Seventeen years of sharing my life with my cat Midnight has perfectly synced our schedules. Every day we wake up, eat, watch TV, and go to sleep together. If I hit “snooze” too many times, she perches at the foot of my bed and yowls until I wake up. When it’s time for her thyroid medication, she meets me next to the cabinet where her pills are kept. On days I return home later than she expects, I find her waiting under her potted tree with a glare that says I’ve been worried SICK.
Not only is Midnight skilled at memorizing everyone’s daily activities, she has also mastered the art of civil disobedience. When I throw off our routine too much, a protest that is impossible to ignore takes place in the form of an inappropriate elimination at the top of the stairs.
When Midnight begins going outside the litter box, I first make sure that there is nothing medically wrong. If she has diarrhea, she is probably unable to make it to her box in time. If she urinates outside the litter box, I’m on the look out for symptoms of a Urinary Tract Infection or kidney disease. As long as her stool is normal, she is not urinating more frequently than usual, she has no blood in her urine, she is not lethargic, and is eating and drinking normally, her inappropriate eliminations could be a reaction to a recent change or stressful event.
Scolding or punishing Midnight would only increase frustration without solving the problem because it does not address the cause. Trying to carry her to the box has only been met with growling and hissing, as if she was saying, Don’t look at me, it’s your fault!
If I don’t determine the cause quickly, the eliminations will continue as she makes a habit of going outside the litter box. Keeping a log of when, where, and the possible whys help me identify household stressors. Even if a change doesn’t seem like a big deal to me, it might be a big deal to her. This big deal can be anything such as a new food bowl, her water not filled to the very tip-top of the bowl, her favorite blanket in the laundry instead of on the bed, or a closed door to a room she likes.
While I check Midnight’s belongings and favorite areas to make sure nothing is out of place, I also make sure her litter box is clean. But sometimes her dissatisfaction is more complicated than just a dirty box. The litter might be too deep or not deep enough. She might dislike the strong, chemical scent of the litter or the plastic liner. The texture of the litter could be irritating for her sensitive paws. Perhaps the location of the box is not convenient, quiet, or private enough. These preferences have changed throughout Midnight’s life. For example, when she was younger she preferred a top entry box because our dog Magic was unable to bother her while she used it. But as she has become arthritic in her older age and Magic has passed away, she now prefers a box with lower sides which is much easier for her to use. Experimenting with different combinations of box types, sizes, and locations has helped us create a satisfactory set-up.

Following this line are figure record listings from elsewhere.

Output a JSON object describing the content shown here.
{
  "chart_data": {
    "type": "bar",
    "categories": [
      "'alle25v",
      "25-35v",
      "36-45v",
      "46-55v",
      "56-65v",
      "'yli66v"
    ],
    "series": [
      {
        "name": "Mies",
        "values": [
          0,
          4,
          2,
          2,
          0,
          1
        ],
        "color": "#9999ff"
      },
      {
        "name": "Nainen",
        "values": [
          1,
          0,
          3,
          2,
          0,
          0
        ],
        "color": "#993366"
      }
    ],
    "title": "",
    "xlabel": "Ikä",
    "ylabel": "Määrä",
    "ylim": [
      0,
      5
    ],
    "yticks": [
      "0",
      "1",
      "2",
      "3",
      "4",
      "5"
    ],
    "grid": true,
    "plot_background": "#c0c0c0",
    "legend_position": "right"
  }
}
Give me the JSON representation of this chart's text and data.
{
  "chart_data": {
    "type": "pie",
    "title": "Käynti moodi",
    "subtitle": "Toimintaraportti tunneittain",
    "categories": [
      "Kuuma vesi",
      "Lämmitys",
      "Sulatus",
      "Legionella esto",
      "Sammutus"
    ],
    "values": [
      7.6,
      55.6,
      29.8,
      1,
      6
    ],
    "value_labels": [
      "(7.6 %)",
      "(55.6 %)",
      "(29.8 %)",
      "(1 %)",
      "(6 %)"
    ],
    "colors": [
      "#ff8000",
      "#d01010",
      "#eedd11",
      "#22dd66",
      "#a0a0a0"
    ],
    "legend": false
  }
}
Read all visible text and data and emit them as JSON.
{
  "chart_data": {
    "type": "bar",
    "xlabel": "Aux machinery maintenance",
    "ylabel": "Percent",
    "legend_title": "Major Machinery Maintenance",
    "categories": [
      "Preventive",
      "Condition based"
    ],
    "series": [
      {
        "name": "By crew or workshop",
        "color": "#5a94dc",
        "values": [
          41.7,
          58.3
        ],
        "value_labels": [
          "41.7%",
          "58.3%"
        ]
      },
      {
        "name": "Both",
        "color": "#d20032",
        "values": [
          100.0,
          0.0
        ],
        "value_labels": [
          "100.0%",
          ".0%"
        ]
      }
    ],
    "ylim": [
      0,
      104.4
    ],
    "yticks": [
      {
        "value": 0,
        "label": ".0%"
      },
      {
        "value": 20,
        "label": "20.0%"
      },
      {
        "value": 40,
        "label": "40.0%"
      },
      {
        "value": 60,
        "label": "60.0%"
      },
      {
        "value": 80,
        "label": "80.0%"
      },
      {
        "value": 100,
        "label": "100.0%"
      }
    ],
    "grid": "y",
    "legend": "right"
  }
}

Although I don’t appreciate Midnight’s aggravating demonstrations of civil disobedience, anyone who lives with cats already knows that trying to force these headstrong freedom fighters to do anything a human’s way is a waste of energy. But keeping a log and patiently working our way through the checklist of Midnight’s possible frustrations encourages her to return to consistently using her box (at least until I mess up the next thing).
A variety of issues can cause inappropriate eliminations such as: medical problems, household stressors, litter box preferences, or conflicts between cats in multi-cat households. First be sure to rule out possible medical problems such as diarrhea, urinary tract infection, kidney disease, kidney stones, or blockage.
Thoroughly clean the area with a pet cleaner to be sure a lingering smell doesn’t encourage them to use the same area. Scolding or punishing will not create a long term solution and will only create more stress for the cat. Identifying household stressors, experimenting with litter types and locations, and adding more litter boxes (especially in multi-cat households) are the best ways to resolve the issue.